Um momento histórico para a justiça desportiva
A mais recente polémica que envolveu a provável ilegalidade de uma sanção disciplinar de um dirigente desportivo de um clube de futebol demonstrou uma das maiores fragilidades da nossa justiça desportiva e, em particular, uma das maiores fraquezas do Tribunal do Arbitral do Desporto (TAD).
Conforme tive oportunidade de demonstrar em diversas ocasiões, existem certos casos em que havendo uma punição de agentes desportivos (por exemplo, atletas, dirigentes, etc), os efeitos desta última produzem-se inevitavelmente ainda antes de ser possível obter uma tutela judicial atempada junto do TAD.
Ora, esta foi precisamente uma das razões que justificaram um ataque feroz – pelos defensores do sistema de arbitragem necessária – ao sistema centrado exclusivamente na resolução de conflitos desportivos na jurisdição administrativa. Curiosamente, é a justiça administrativa que demonstra, com toda uma celeridade que deveria ser intrínseca ao TAD, que não é compaginável a inexistência de um efeito suspensivo das decisões disciplinares quando esteja em causa a impugnação de decisões disciplinares de um órgão puramente administrativo como é o Conselho de Disciplina de qualquer federação.
Na semana passada fez-se história porque, com muita ousadia, foram testados os limites do regime jurídico do TAD, permitindo abrir um caminho a uma interpretação que desse lugar à existência de uma tutela adequada e atempada – neste caso pelos tribunais estaduais – quando a parte lesada entende que existiu a aplicação de um acto administrativo ilegal.

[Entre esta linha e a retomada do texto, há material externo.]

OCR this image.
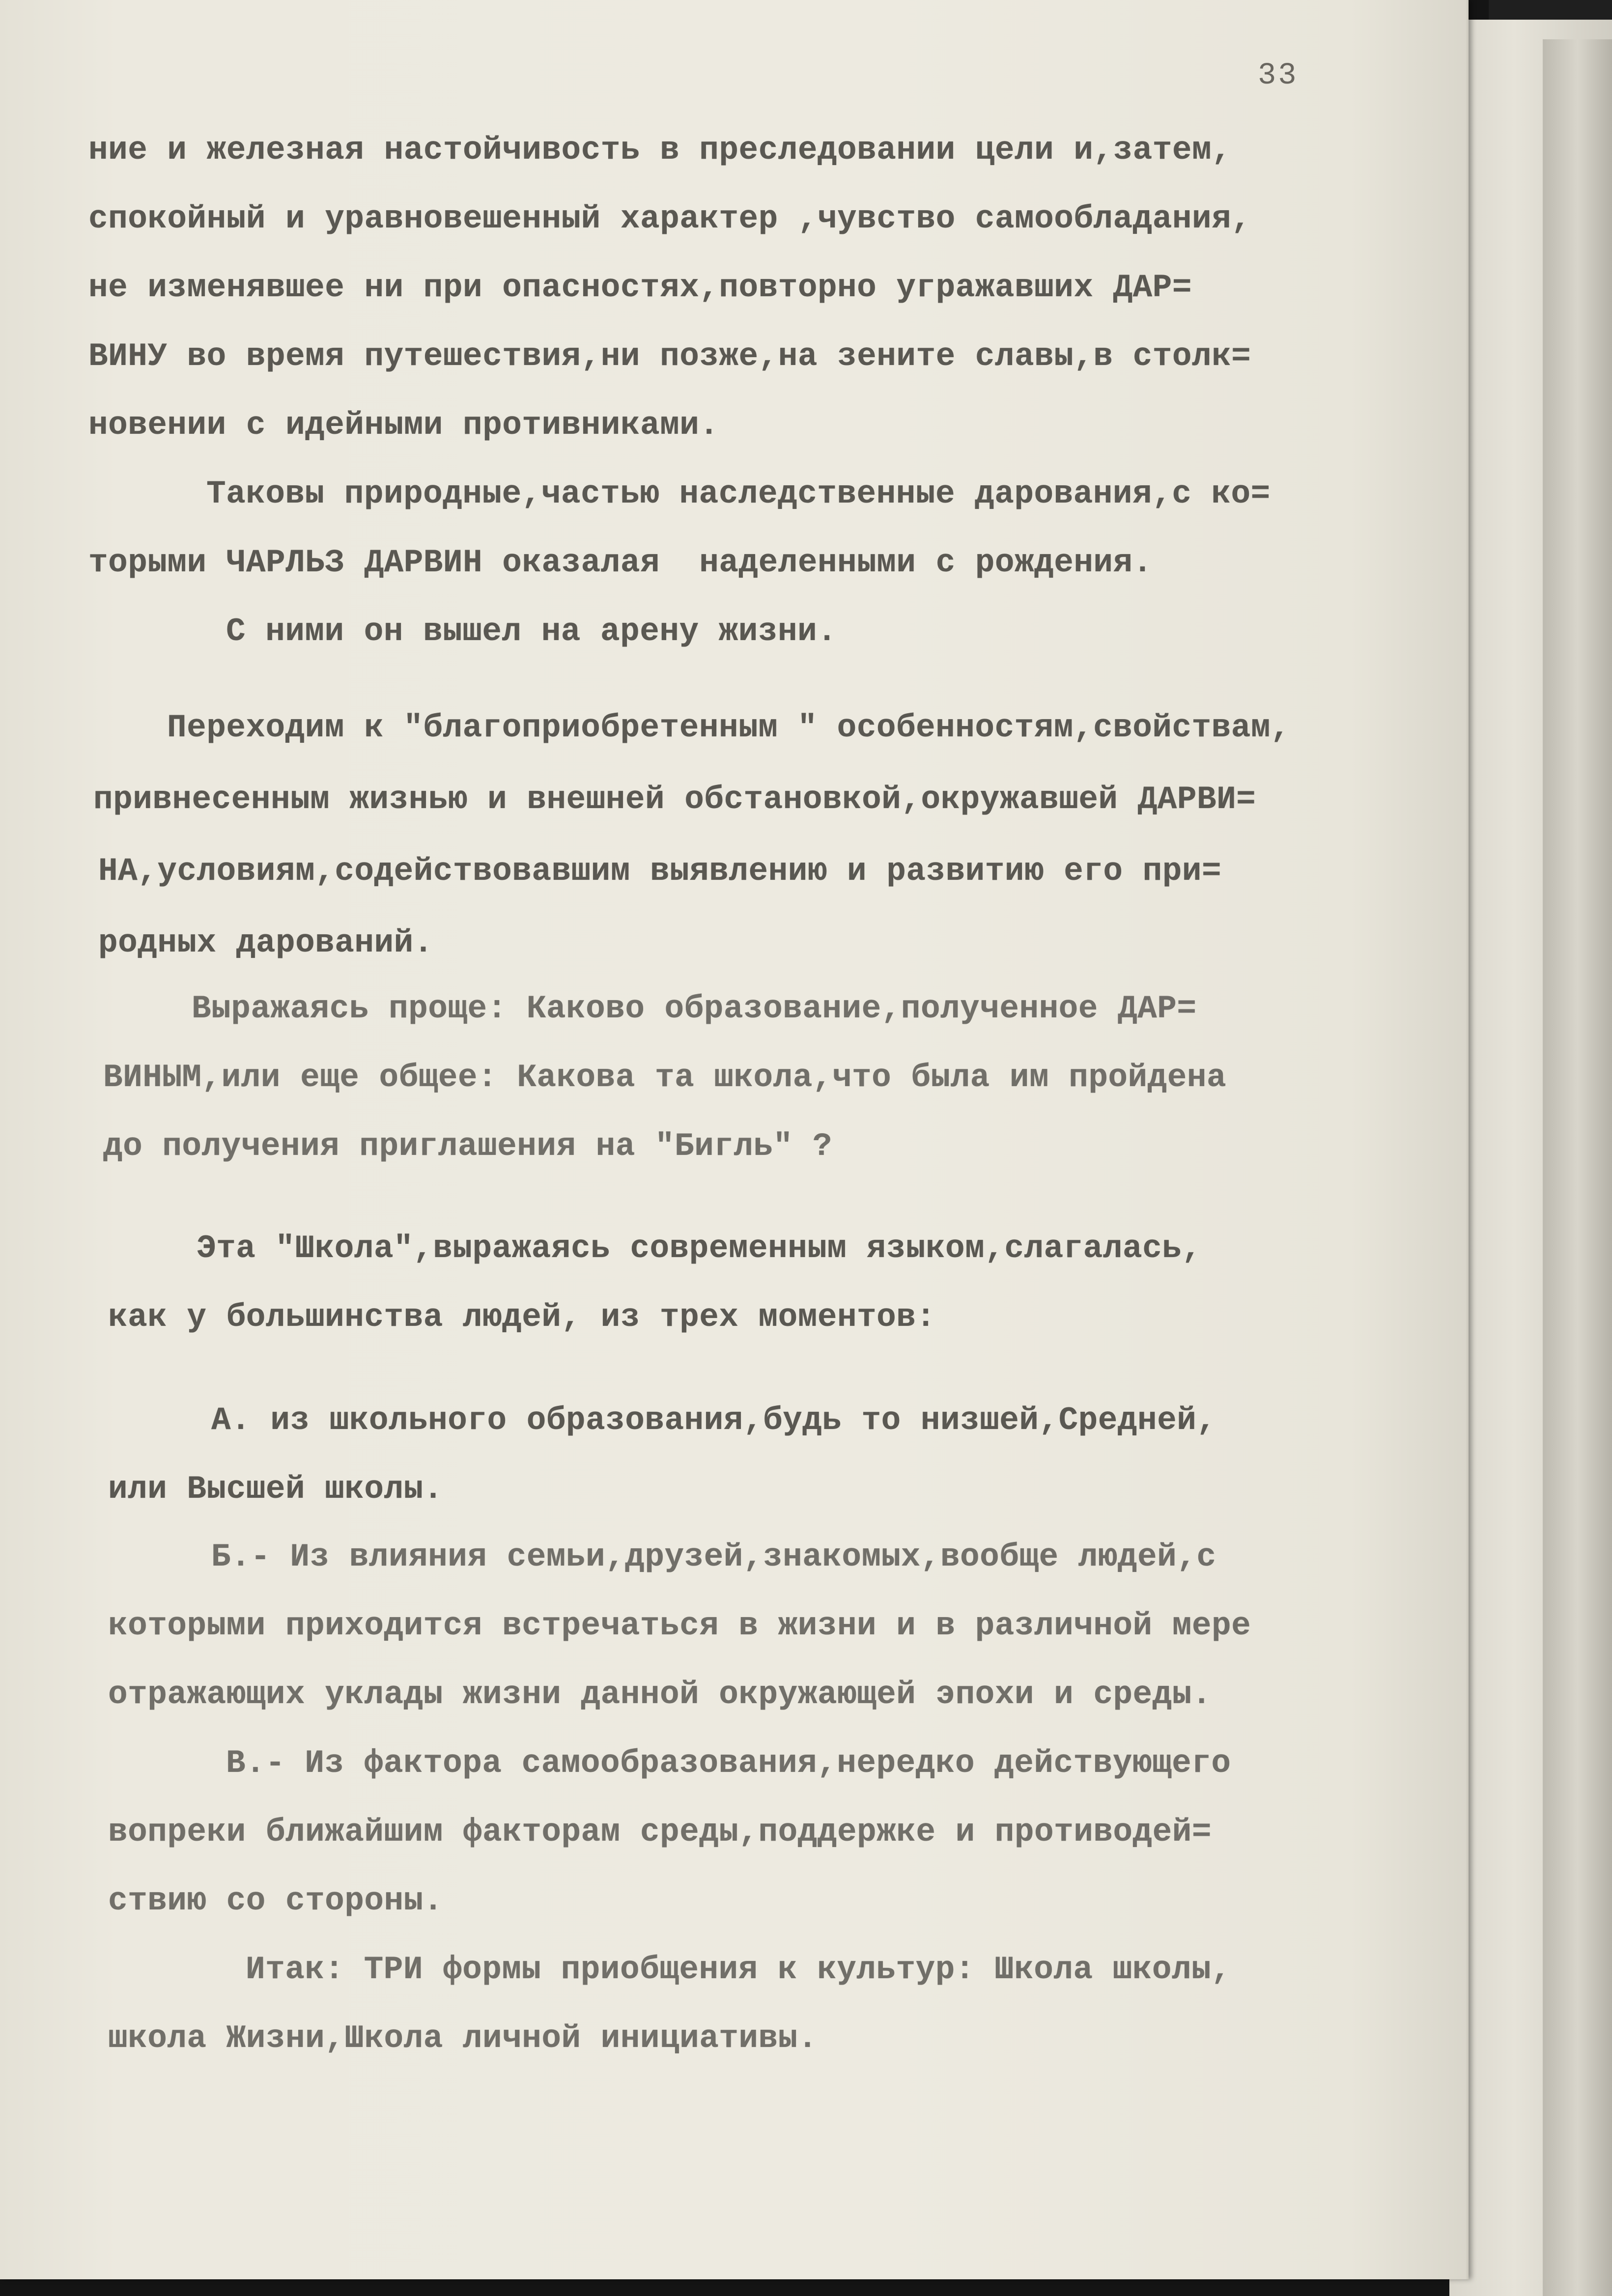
33
ние и железная настойчивость в преследовании цели и,затем,
спокойный и уравновешенный характер ,чувство самообладания,
не изменявшее ни при опасностях,повторно угражавших ДАР=
ВИНУ во время путешествия,ни позже,на зените славы,в столк=
новении с идейными противниками.
Таковы природные,частью наследственные дарования,с ко=
торыми ЧАРЛЬЗ ДАРВИН оказалая  наделенными с рождения.
С ними он вышел на арену жизни.
Переходим к "благоприобретенным " особенностям,свойствам,
привнесенным жизнью и внешней обстановкой,окружавшей ДАРВИ=
НА,условиям,содействовавшим выявлению и развитию его при=
родных дарований.
Выражаясь проще: Каково образование,полученное ДАР=
ВИНЫМ,или еще общее: Какова та школа,что была им пройдена
до получения приглашения на "Бигль" ?
Эта "Школа",выражаясь современным языком,слагалась,
как у большинства людей, из трех моментов:
А. из школьного образования,будь то низшей,Средней,
или Высшей школы.
Б.- Из влияния семьи,друзей,знакомых,вообще людей,с
которыми приходится встречаться в жизни и в различной мере
отражающих уклады жизни данной окружающей эпохи и среды.
В.- Из фактора самообразования,нередко действующего
вопреки ближайшим факторам среды,поддержке и противодей=
ствию со стороны.
Итак: ТРИ формы приобщения к культур: Школа школы,
школа Жизни,Школа личной инициативы.
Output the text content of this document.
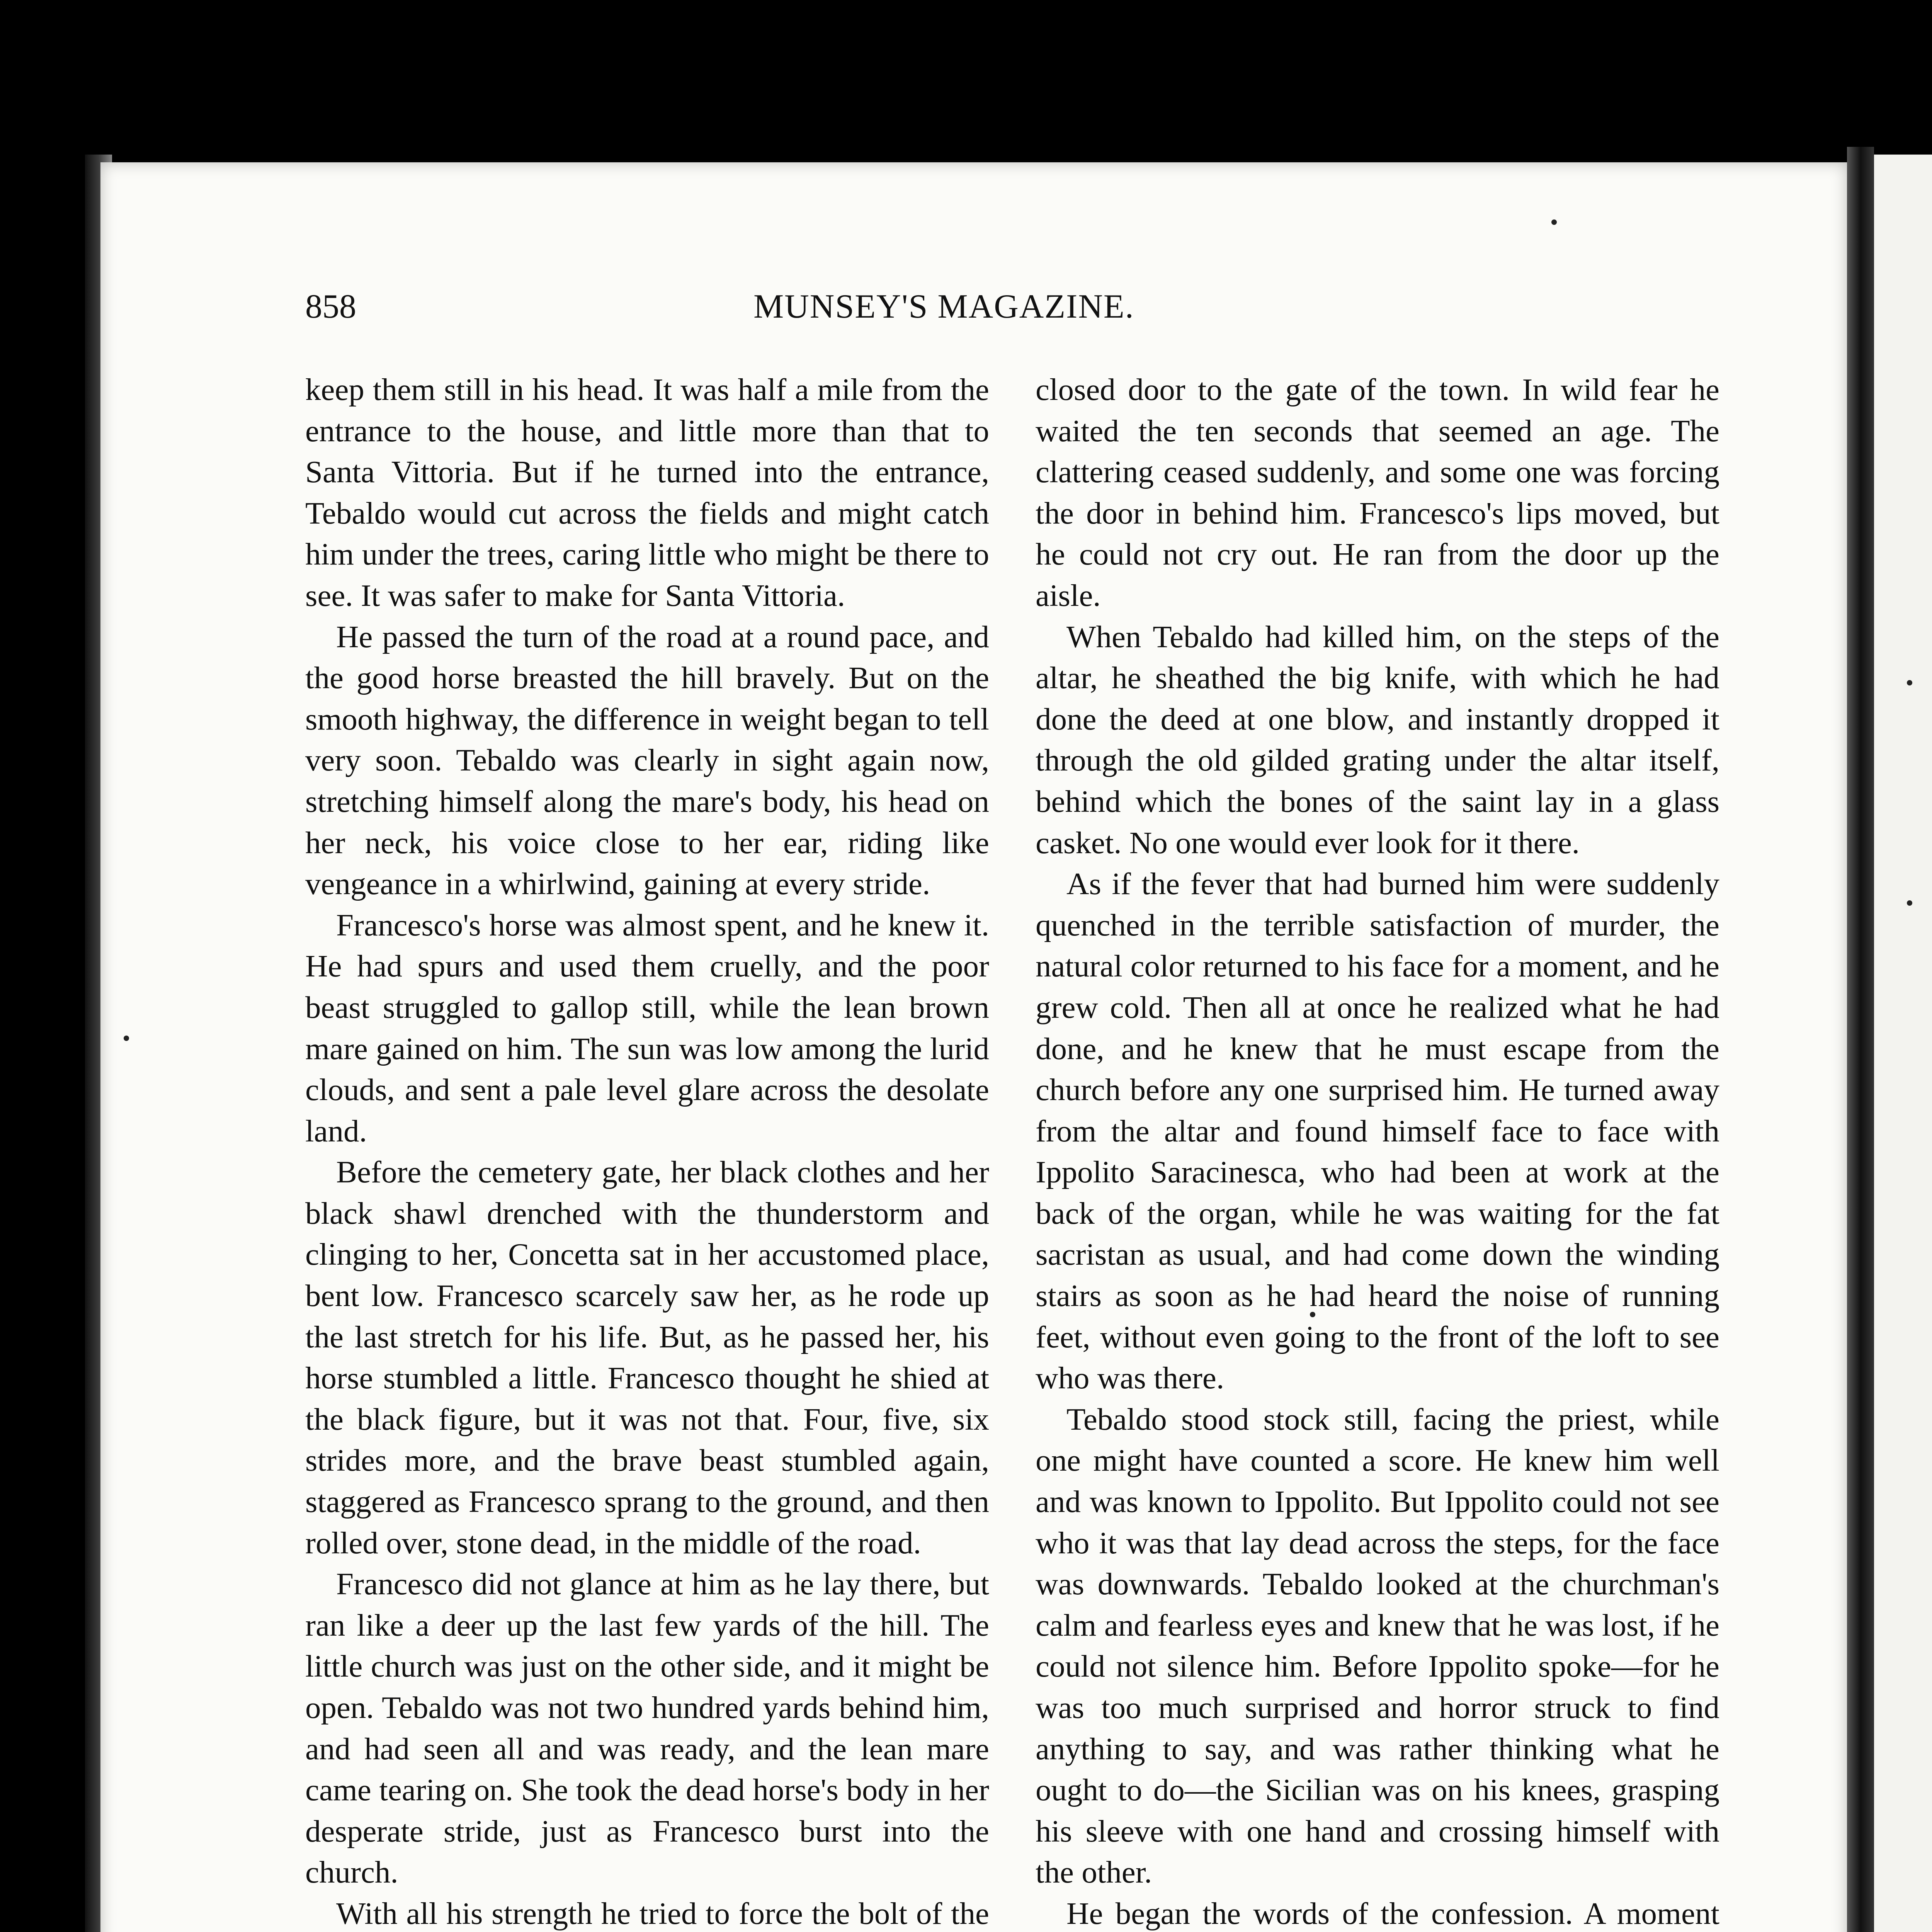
858	MUNSEY'S MAGAZINE.

keep them still in his head. It was half a mile from the entrance to the house, and little more than that to Santa Vittoria. But if he turned into the entrance, Tebaldo would cut across the fields and might catch him under the trees, caring little who might be there to see. It was safer to make for Santa Vittoria.

He passed the turn of the road at a round pace, and the good horse breasted the hill bravely. But on the smooth highway, the difference in weight began to tell very soon. Tebaldo was clearly in sight again now, stretching himself along the mare's body, his head on her neck, his voice close to her ear, riding like vengeance in a whirlwind, gaining at every stride.

Francesco's horse was almost spent, and he knew it. He had spurs and used them cruelly, and the poor beast struggled to gallop still, while the lean brown mare gained on him. The sun was low among the lurid clouds, and sent a pale level glare across the desolate land.

Before the cemetery gate, her black clothes and her black shawl drenched with the thunderstorm and clinging to her, Concetta sat in her accustomed place, bent low. Francesco scarcely saw her, as he rode up the last stretch for his life. But, as he passed her, his horse stumbled a little. Francesco thought he shied at the black figure, but it was not that. Four, five, six strides more, and the brave beast stumbled again, staggered as Francesco sprang to the ground, and then rolled over, stone dead, in the middle of the road.

Francesco did not glance at him as he lay there, but ran like a deer up the last few yards of the hill. The little church was just on the other side, and it might be open. Tebaldo was not two hundred yards behind him, and had seen all and was ready, and the lean mare came tearing on. She took the dead horse's body in her desperate stride, just as Francesco burst into the church.

With all his strength he tried to force the bolt of the

closed door to the gate of the town. In wild fear he waited the ten seconds that seemed an age. The clattering ceased suddenly, and some one was forcing the door in behind him. Francesco's lips moved, but he could not cry out. He ran from the door up the aisle.

When Tebaldo had killed him, on the steps of the altar, he sheathed the big knife, with which he had done the deed at one blow, and instantly dropped it through the old gilded grating under the altar itself, behind which the bones of the saint lay in a glass casket. No one would ever look for it there.

As if the fever that had burned him were suddenly quenched in the terrible satisfaction of murder, the natural color returned to his face for a moment, and he grew cold. Then all at once he realized what he had done, and he knew that he must escape from the church before any one surprised him. He turned away from the altar and found himself face to face with Ippolito Saracinesca, who had been at work at the back of the organ, while he was waiting for the fat sacristan as usual, and had come down the winding stairs as soon as he had heard the noise of running feet, without even going to the front of the loft to see who was there.

Tebaldo stood stock still, facing the priest, while one might have counted a score. He knew him well and was known to Ippolito. But Ippolito could not see who it was that lay dead across the steps, for the face was downwards. Tebaldo looked at the churchman's calm and fearless eyes and knew that he was lost, if he could not silence him. Before Ippolito spoke—for he was too much surprised and horror struck to find anything to say, and was rather thinking what he ought to do—the Sicilian was on his knees, grasping his sleeve with one hand and crossing himself with the other.

He began the words of the confession. A moment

A resposta para o problema da falta de celeridade está no artigo 41.º, n.º 7, da Lei n.º 74/2013, de 6 de Setembro, na redacção da Lei n.º 33/2014, de 16 de Junho (LTAD), no qual se define, em termos muito sumários, que cabe, no que toca à arbitragem necessária, ao presidente do Tribunal Central Administrativo Sul decidir sobre a viabilidade jurídica dos pedidos de medidas cautelares, caso o processo ainda não tenha sido distribuído ou o tribunal arbitral ainda não estiver constituído.
Significa, portanto, que quando, em determinadas situações, as normas do regime jurídico que rege o TAD não permitem que as partes possam obter, em tempo razoável, a tutela cautelar junto do TAD, estas podem obter essa tutela junto dos tribunais administrativos. É a única forma de assegurar, a este respeito, a constitucionalidade do regime jurídico do TAD, conforme sempre defendi (designadamente no texto que escrevi com Daniela Mirante, O Regime Jurídico do Tribunal Arbitral do Desporto, 2016, p. 91).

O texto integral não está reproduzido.